No case of port-site metastasis, no vascular injury and no wound complications were detected.

In all cases the LPS procedures were successfully completed without conversion to LPT and no patient of the two groups required an intra-operative or postoperative blood transfusion (Fig. 49.8).

Fig. 49.8
figure 8

(a, b) LPS procedures were successfully completed without conversion to LPT and no patient of the two groups required an intraoperative or postoperative blood transfusion

One case of bladder injury occurred in the LPS group at the time of utero-vesical fold incision that was laparoscopically sutured.

In this multicentre study, no significant difference in intra-operative complications was observed between groups, whereas postoperative were significantly less common in the LPS than in the LPT group.

We can speculate that LPS hysterectomy in extremely obese women is associated with safety and efficacy outcomes that are similar to those that have been reported for LPT hysterectomy for the treatment of endometrial pathologies [18, 19].

In fact, in almost cases the LPS procedures were successfully completed without conversion to LPT and no patient of the two groups required an intra-operative or postoperative blood transfusion.

Therefore, it appears from data of our studies that LPS hysterectomy may offer significant advantages over LPT in the comprehensive surgical management of extremely obese women, but it should be performed by advanced laparoscopic gynaecologic surgeons.

In fact, a totally LPS hysterectomy is more difficult in the morbidly obese and other patient factors such as associated co-morbidities, adhesive disease, large uteri, fatty mesentery, and inability to tolerate steep Trendelenburg have limited widespread use of this approach in the treatment of uterine pathologies [37, 20].

The obese patients with associated co-morbidities had the most to gain from a successfully completed minimally invasive procedure, but also offered the surgeon the greatest challenges to complete the case [2124].

Moreover, the LPS permits a better exposure of the operative field in association with the advancement of the LPS techniques allowing better dissection of the pelvic spaces; however, it should be outlined that LPS procedures have to be always performed by the same surgical team [4, 7, 12].
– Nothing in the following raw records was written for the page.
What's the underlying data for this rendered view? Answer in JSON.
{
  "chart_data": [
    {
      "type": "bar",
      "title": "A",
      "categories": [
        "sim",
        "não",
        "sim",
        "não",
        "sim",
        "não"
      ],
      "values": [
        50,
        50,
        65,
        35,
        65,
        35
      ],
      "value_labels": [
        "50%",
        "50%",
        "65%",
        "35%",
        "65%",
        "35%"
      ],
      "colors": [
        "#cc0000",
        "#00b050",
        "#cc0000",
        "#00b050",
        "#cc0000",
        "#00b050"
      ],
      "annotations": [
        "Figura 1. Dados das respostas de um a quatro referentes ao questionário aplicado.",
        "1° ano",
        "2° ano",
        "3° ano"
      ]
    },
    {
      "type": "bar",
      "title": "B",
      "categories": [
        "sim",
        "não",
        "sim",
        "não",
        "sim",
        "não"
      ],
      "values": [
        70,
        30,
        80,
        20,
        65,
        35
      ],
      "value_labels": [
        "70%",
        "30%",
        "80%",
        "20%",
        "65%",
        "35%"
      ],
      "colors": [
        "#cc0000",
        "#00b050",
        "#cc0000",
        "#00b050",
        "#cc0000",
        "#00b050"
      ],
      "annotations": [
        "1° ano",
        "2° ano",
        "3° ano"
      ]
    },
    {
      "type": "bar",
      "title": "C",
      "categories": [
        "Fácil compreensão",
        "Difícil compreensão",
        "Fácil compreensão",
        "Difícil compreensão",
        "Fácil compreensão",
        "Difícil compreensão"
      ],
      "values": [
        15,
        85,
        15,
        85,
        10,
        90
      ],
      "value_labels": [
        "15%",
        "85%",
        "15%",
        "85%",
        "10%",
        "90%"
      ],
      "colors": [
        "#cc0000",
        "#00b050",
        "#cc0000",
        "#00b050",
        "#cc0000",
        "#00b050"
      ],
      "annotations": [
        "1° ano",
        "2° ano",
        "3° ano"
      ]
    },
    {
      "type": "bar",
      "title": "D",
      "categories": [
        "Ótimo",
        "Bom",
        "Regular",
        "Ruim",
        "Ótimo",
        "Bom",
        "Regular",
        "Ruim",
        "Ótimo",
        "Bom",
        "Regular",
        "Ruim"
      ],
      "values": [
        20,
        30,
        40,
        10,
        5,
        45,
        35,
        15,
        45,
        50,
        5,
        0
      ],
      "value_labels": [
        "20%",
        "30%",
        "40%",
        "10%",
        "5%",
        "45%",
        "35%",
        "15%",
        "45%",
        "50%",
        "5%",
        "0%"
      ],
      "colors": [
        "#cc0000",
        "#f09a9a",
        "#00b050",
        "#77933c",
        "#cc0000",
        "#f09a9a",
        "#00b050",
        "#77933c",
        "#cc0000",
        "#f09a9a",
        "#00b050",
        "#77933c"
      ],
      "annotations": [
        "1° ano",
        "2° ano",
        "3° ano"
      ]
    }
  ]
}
Several studies confirm that LPS hysterectomy remains, in expert hands, the procedure better related to the best short-term outcomes in obese women [1319, 25].

In fact, LPS hysterectomy was associated with a shorter time of post-operative ileus, shorter hospitalization, lower cases of dehiscence of the suture with surgical site infection, reduced cases of postoperative fever, and a reduced time of discharge when compared with LPT fever reducing the costs.

Conclusion

Our data confirm that LPS hysterectomy in extremely obese women improves quality of life in the postoperative period with reduced time of discharge.

The low intra-operative and post-operative complications rate observed in the LPS group highlights the feasibility, safety and efficacy of this surgical approach for the obese patients.

LPS hysterectomy can be considered a safe and effective therapeutic approach for management of e obese women with a better visibility of the operative field, lower postoperative pain, and a significantly lower blood loss, although multicentre randomized trials, long-term follow-up and cost-benefit analyses are required to determine if the use of LPS improves outcomes over standard LPT in obese women and if the advantages of this technique could be extended to a larger proportion of patients.